Menswear designer Adam Jones, best known for making jumpers from beer towels, yesterday celebrated a new capsule collection with his local, Deptford’s Dog & Bell. “It’s where I’ve been drinking since I moved south of the river five years ago. Trust me, it’s worth it!” he says.

Adam Jones’ new one-off design in collaboration with Deptford’s Dog & Bell (Adam Jones)

As expected, they went the whole hog: there were Dog & Bell x Adam Jones brandished ashtrays, urinals, bright red wheelie bins — even the pub pooches had special towel jumpers made for them. Everyone in the smoking area was wearing their new black and red Deptford Dog & Bell towel pull overs. Jones’ order? “At the Dog & Bell, it’s always an Asahi for me,” he says.

Jones, who is Welsh and South London based, describes his label as “an idiosyncratically British brand full of nostalgia for our country’s past, celebrating the humour in the history of this land — embracing our tag of Broken Britain.” His cult following has been steadily climbing since 2018 when he made the first of the now synonymous Adam Jones beer vests.

Inside Thursday night’s celebration bash at the boozer (Adam Jones)

“It was around the time of logo mania and I felt I needed to offer some form of logo on the clothes but I found generating my own a bit naff,” he says. “The pub next to my studio which was then in Wales was closing down and I found a load of towels in the skip and it just made sense to use them.”

“The beer towel vests are now the most popular item. There seems to be the customers that recognise they are from the pub and buy into the nostalgia, and those that are too young to remember the towels in pubs but like the aesthetic.”

Adam Jones has built up his ready-to-wear offering in recent years (Adam Jones)
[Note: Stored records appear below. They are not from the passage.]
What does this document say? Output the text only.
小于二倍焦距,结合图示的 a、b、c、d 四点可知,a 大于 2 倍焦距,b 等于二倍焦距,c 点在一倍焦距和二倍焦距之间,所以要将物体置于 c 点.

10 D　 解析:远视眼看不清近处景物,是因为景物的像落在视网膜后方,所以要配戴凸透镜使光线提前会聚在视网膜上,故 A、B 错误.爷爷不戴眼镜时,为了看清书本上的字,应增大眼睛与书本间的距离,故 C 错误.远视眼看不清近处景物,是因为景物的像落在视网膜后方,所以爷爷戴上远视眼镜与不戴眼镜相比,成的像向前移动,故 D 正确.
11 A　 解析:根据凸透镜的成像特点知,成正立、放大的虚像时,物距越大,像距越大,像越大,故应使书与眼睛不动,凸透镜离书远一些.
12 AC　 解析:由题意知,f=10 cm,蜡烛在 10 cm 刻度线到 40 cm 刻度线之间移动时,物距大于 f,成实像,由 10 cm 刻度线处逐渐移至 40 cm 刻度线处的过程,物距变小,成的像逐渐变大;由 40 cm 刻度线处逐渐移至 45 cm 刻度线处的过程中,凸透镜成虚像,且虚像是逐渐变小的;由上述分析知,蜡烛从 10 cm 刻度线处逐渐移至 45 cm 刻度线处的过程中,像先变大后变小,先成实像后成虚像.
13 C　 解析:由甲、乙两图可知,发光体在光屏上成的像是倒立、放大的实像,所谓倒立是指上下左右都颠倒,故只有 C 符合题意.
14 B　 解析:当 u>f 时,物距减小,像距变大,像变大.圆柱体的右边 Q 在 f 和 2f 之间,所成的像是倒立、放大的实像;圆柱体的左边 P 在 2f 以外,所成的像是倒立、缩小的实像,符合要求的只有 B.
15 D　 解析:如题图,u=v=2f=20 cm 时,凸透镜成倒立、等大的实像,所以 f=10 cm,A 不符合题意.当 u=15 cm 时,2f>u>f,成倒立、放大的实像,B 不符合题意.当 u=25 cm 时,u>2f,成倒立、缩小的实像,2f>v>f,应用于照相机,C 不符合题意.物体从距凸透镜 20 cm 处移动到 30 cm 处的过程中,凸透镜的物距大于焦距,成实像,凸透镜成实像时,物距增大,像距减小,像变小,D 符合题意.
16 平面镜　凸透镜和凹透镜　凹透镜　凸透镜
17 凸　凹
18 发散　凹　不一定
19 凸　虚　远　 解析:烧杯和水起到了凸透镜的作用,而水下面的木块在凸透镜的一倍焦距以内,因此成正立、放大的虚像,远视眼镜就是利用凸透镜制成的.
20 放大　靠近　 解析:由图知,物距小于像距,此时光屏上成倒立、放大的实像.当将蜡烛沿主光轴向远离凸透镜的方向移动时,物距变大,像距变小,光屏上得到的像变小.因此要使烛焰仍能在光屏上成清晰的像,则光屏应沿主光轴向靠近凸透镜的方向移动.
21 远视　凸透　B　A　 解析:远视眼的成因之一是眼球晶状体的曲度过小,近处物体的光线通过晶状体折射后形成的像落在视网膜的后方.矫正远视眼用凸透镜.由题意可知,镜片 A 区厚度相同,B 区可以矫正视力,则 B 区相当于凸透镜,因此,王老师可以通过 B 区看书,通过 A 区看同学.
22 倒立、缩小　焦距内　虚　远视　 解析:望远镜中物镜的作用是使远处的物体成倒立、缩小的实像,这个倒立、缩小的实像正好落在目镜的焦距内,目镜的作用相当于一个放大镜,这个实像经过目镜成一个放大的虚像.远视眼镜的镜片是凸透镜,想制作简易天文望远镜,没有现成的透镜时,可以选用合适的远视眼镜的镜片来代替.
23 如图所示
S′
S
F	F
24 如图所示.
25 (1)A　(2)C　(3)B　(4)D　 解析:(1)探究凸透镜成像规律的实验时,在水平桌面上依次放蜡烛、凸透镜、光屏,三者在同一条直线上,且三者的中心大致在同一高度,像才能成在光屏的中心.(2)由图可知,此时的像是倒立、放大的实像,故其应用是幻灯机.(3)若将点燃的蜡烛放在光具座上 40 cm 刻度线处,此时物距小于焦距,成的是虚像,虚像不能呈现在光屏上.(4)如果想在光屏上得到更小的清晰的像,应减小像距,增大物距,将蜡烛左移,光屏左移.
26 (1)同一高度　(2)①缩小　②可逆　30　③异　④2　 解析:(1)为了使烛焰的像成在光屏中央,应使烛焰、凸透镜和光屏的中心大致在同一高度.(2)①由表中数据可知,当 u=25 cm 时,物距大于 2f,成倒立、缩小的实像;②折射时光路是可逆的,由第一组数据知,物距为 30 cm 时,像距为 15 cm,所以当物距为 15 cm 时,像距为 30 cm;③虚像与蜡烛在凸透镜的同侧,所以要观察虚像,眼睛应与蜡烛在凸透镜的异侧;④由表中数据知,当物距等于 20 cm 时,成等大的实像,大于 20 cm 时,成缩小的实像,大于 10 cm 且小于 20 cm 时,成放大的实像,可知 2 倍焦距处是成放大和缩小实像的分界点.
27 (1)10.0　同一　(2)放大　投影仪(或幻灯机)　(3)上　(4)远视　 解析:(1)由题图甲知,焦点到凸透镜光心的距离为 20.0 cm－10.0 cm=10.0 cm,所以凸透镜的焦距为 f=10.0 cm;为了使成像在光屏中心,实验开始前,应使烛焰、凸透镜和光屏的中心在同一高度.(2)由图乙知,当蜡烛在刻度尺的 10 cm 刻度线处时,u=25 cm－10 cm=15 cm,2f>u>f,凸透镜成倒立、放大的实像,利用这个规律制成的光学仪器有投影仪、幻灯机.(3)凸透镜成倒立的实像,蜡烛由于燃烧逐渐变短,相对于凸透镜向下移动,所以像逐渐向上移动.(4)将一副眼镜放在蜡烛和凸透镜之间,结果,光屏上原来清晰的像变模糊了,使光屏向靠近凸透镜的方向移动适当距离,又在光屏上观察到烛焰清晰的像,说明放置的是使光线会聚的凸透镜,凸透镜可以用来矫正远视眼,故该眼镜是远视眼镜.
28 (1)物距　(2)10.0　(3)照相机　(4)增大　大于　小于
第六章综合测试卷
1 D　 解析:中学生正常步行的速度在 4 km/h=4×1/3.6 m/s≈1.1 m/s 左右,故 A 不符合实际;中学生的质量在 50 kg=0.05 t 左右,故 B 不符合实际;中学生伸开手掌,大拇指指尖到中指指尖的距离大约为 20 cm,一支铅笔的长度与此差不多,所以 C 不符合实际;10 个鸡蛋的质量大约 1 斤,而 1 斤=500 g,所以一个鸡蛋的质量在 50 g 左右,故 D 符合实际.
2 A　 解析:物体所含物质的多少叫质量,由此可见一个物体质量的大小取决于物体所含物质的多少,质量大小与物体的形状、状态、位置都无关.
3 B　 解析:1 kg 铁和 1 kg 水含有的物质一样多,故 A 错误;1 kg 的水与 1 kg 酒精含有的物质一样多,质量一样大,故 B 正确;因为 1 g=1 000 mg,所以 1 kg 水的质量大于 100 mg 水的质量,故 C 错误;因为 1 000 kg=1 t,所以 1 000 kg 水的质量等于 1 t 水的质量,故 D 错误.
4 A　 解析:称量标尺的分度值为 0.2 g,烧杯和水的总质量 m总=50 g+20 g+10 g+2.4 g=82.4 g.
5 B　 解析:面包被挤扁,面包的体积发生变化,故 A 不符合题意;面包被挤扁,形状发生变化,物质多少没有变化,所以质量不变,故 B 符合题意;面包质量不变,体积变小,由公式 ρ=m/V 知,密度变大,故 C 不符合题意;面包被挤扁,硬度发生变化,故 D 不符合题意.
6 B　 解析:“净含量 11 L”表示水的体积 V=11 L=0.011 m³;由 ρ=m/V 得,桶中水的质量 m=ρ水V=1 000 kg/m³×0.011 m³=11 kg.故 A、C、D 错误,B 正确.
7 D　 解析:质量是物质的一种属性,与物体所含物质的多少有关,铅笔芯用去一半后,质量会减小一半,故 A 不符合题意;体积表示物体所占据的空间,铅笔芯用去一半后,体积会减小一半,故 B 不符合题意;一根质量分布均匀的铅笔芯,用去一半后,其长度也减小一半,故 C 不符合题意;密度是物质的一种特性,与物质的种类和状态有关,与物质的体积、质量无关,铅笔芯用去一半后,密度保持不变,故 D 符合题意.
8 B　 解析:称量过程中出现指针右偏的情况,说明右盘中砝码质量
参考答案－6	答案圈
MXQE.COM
Over the past six years he has developed a ready-to-wear offering, hosting off-schedule runway shows and securing a series of other collaborations. The biggest came earlier this year with Colours Of Arley, and “paid homage to the hard working men who keep the high street alive, wearing their stripes to work, the butchers, fishmongers and fruit stall holders.”

“I’m now working on the next two collections simultaneously,” he continues. “I have so many ideas at the moment which is exciting, so I'm trying to split them into two collections that make sense. Also being alone in the studio every day doing everything myself means I'm craving a collaboration or two.”

Which pub wants the Jones treatment next?